Elle se leva et se campa devant moi en se frottant les mains. Sa tenue externe disparut et elle resta à l’état de nature, avec un grand sourire.

— Sybil, dit Katie d’une voix très douce, arrête, veux-tu ? Crée-toi des vêtements ou je te renvoie à la maison.

— Ouh, le chien de garde ! (Sybil se para d’un bikini minimal.) J’ai l’intention de faire oublier sa petite garce danoise à saint Alec.

— On parie ? J’ai eu une conversation avec Pat.

— Vraiment ? Et qu’est-ce qu’elle t’a raconté ?

— Que Margrethe sait faire la cuisine.

Sybil afficha un air dégoûté.

— Une fille passe cinquante années dans toutes les positions, à étudier dur comme fer. Et voilà qu’arrive une petite salope qui sait cuire le poulet et faire des tartes. Ce n’est pas juste.

Je décidai de changer de sujet :

— Sybil, ces trucs que tu fais avec les vêtements sont fascinants. Est-ce que tu as ton diplôme de sorcière ?

Au lieu de me répondre aussitôt, Sybil jeta un coup d’œil à Katie qui lui dit :

— Explique-lui. Parle franchement.

— O.K., saint Alec, je ne suis pas une sorcière. La sorcellerie, c’est de la foutaise. Vous savez qu’on dit dans la Bible qu’il ne faut pas laisser vivre les sorcières ?

— Oui. C’est dans l’Exode, chapitre 22, verset 17. Tu ne laisseras pas en vie la magicienne.

— C’est ça. En fait, le mot d’ancien hébreu que l’on a traduit par « magicienne » signifiait « empoisonneuse ». Ne pas laisser vivre une empoisonneuse, ça m’a paru plutôt une bonne idée. Mais je me demande combien de pauvres vieilles femmes sans amis ont été brûlées ou pendues à cause d’une petite erreur de traduction.

(Etait-il possible que ce fût vrai ? Que penser du concept de la « parole vraie de Dieu » dans lequel j’avais été éduqué ? Certes, le mot « sorcière », ou même « magicienne » est moderne, ce n’est pas le terme hébreu d’origine… Mais les traducteurs de la Bible de saint James étaient inspirés par Dieu et c’est pour cela que seule cette version de la Bible est acceptable.

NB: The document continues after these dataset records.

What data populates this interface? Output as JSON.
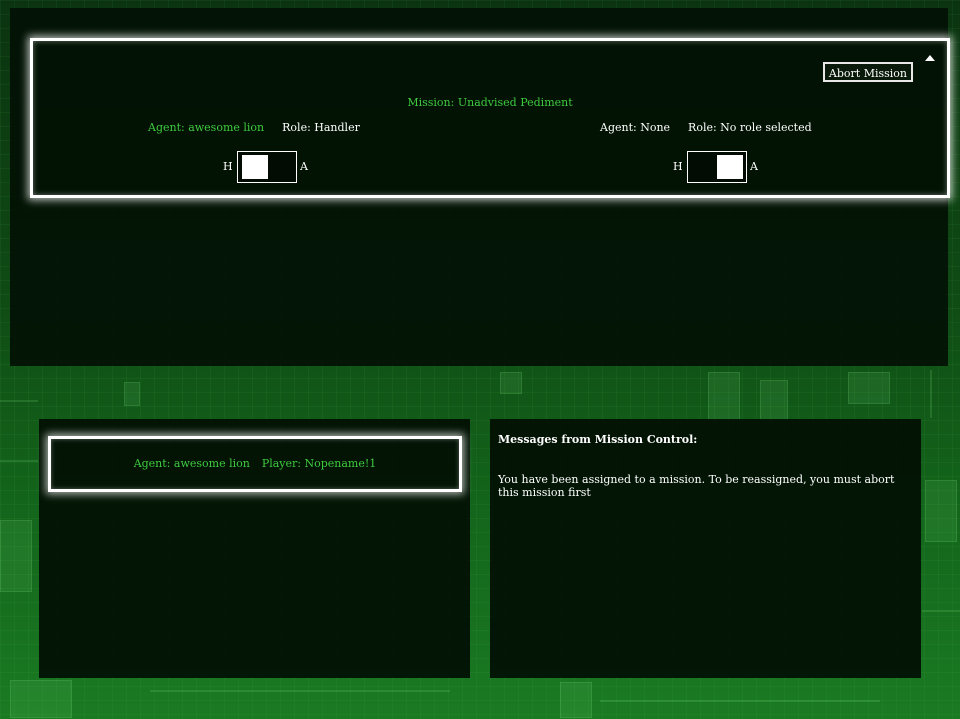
{
  "mission": {
    "abort_label": "Abort Mission",
    "title": "Mission: Unadvised Pediment",
    "left": {
      "agent": "Agent: awesome lion",
      "role": "Role: Handler",
      "slider_left_label": "H",
      "slider_right_label": "A"
    },
    "right": {
      "agent": "Agent: None",
      "role": "Role: No role selected",
      "slider_left_label": "H",
      "slider_right_label": "A"
    }
  },
  "player": {
    "agent": "Agent: awesome lion",
    "player": "Player: Nopename!1"
  },
  "messages": {
    "title": "Messages from Mission Control:",
    "body": "You have been assigned to a mission. To be reassigned, you must abort this mission first"
  },
  "colors": {
    "accent_green": "#3fca3f",
    "panel_bg": "#020e03",
    "border": "#ffffff"
  },
  "icons": {
    "collapse": "triangle-up-icon"
  }
}
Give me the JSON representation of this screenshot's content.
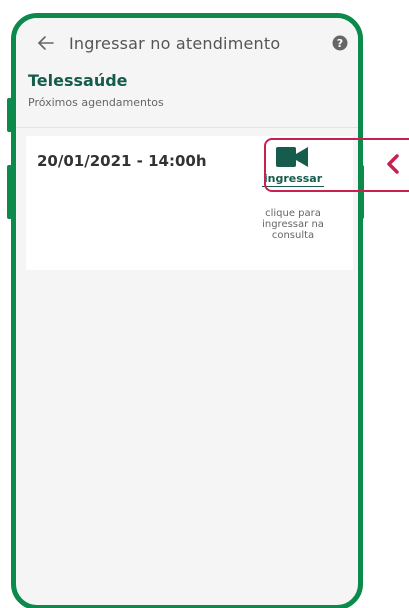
{
  "header": {
    "title": "Ingressar no atendimento",
    "back_icon": "arrow-left-icon",
    "help_icon": "question-circle-icon"
  },
  "section": {
    "title": "Telessaúde",
    "subtitle": "Próximos agendamentos"
  },
  "appointment": {
    "datetime": "20/01/2021 - 14:00h",
    "join_label": "ingressar",
    "join_icon": "video-camera-icon",
    "hint": "clique para ingressar na consulta"
  },
  "colors": {
    "phone_frame": "#0b8a4c",
    "primary_text": "#155c4c",
    "highlight": "#c8214f",
    "screen_bg": "#f5f5f5"
  }
}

Mais… Non ! Sybil doit se tromper. Le Seigneur ne laisserait pas torturer des centaines, des milliers d’innocents à cause d’une mauvaise traduction. Il aurait rectifié cela de Lui-même.)

— Alors tu n’as pas participé à un sabbat cette nuit ? Qu’as-tu fait ?

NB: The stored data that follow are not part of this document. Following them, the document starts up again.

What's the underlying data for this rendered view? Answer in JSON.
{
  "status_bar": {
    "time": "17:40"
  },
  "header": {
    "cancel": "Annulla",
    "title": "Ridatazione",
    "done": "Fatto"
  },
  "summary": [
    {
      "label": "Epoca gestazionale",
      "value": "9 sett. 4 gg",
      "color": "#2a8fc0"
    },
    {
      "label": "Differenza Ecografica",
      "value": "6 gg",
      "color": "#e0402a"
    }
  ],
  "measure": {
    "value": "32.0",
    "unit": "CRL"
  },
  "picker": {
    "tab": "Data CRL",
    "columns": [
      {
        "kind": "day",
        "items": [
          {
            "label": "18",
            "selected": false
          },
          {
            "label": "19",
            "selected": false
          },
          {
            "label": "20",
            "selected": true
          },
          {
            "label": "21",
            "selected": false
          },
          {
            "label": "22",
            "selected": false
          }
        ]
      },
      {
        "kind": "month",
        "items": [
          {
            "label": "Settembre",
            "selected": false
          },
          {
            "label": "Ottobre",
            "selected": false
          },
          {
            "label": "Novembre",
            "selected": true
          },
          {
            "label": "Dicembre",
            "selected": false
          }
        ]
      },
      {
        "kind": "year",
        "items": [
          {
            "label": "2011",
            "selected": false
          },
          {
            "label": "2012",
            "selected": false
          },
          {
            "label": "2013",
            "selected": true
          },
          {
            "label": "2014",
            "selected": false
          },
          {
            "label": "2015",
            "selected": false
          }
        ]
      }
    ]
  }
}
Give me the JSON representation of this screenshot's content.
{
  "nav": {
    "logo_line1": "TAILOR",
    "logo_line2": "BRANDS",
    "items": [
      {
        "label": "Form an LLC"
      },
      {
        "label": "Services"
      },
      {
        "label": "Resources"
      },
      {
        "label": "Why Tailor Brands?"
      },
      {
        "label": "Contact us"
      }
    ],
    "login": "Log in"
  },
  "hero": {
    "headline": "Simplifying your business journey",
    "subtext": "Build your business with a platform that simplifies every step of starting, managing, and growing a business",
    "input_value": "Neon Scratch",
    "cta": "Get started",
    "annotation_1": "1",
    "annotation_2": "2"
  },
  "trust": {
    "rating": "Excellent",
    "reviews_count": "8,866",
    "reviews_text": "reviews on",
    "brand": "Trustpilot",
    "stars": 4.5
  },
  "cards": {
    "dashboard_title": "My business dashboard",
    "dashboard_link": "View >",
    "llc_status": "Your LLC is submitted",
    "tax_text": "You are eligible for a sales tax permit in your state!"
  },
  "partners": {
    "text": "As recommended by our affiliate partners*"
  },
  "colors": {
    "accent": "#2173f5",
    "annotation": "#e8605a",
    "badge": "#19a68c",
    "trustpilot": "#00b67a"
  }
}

— Oh ! pas ce que vous croyez. Israfel et moi, nous ne sommes pas aussi intimes. Des copains, oui, mais ça s’arrête là.

— Israfel ? Je le croyais au paradis.

— C’est son parrain. Le trompettiste. Mon Israfel à moi est incapable de jouer une note. Mais il m’a demandé de vous dire, si jamais j’en avais l’occasion, qu’il n’est pas du tout le petit con qu’il affectait d’être sous l’identité de « Roderick Lyman Culverson III ».

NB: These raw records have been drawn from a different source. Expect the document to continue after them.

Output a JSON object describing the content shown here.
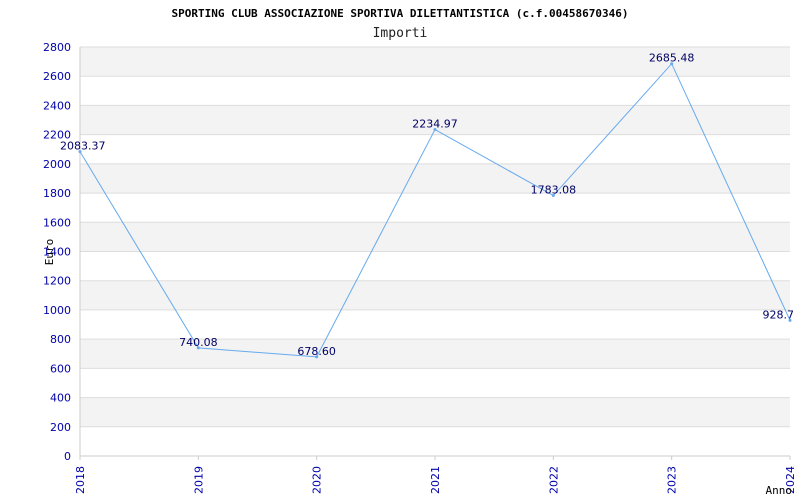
{
  "chart_data": {
    "type": "line",
    "title": "SPORTING CLUB ASSOCIAZIONE SPORTIVA DILETTANTISTICA (c.f.00458670346)",
    "subtitle": "Importi",
    "xlabel": "Anno",
    "ylabel": "Euro",
    "x": [
      "2018",
      "2019",
      "2020",
      "2021",
      "2022",
      "2023",
      "2024"
    ],
    "series": [
      {
        "values": [
          2083.37,
          740.08,
          678.6,
          2234.97,
          1783.08,
          2685.48,
          928.7
        ],
        "labels": [
          "2083.37",
          "740.08",
          "678.60",
          "2234.97",
          "1783.08",
          "2685.48",
          "928.7"
        ]
      }
    ],
    "ylim": [
      0,
      2800
    ],
    "yticks": [
      "0",
      "200",
      "400",
      "600",
      "800",
      "1000",
      "1200",
      "1400",
      "1600",
      "1800",
      "2000",
      "2200",
      "2400",
      "2600",
      "2800"
    ],
    "grid": true,
    "colors": {
      "line": "#66aaee",
      "band": "#f3f3f3",
      "grid": "#dddddd",
      "ticks": "#0000aa",
      "labels": "#000066"
    }
  }
}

— Heureux de l’entendre. Mais comme sale morveux, c’était très bien joué. Je ne comprenais pas comment il était possible que la fille de Katie et de Jerry – ou bien est-ce de Katie seule ? – pouvait manquer de goût au point d’avoir un pareil rustre comme copain. Je ne parle pas d’Israfel, bien entendu, mais du personnage qu’il jouait.

— Oh, il vaut mieux éclaircir ça tout de suite. Katie, quels liens avons-nous au juste ?

— Oh, je pense que le Dr Darwin lui-même ne trouverait aucun lien génétique entre nous deux, ma chérie. Mais je suis fière de toi, autant que si tu étais ma propre fille.

— Merci, m’man !

— Mais nous avons tous des liens, remarquai-je. Depuis notre mère Eve. Puisque Katie est née alors que les fils d’Israël erraient dans le désert, il n’y a que quatre-vingts enfantements qui la séparent d’Eve. Rien qu’avec ta date de naissance et par la simple arithmétique, nous pourrions déterminer avec assez de précision quels sont vos liens de sang.

— Oh, oh ! Nous y revoilà. Saint Alec, maman Kate descend d’Eve, pas moi. Je suis d’une espèce différente. Une démone. Une afrite, pour être techniquement précise[36].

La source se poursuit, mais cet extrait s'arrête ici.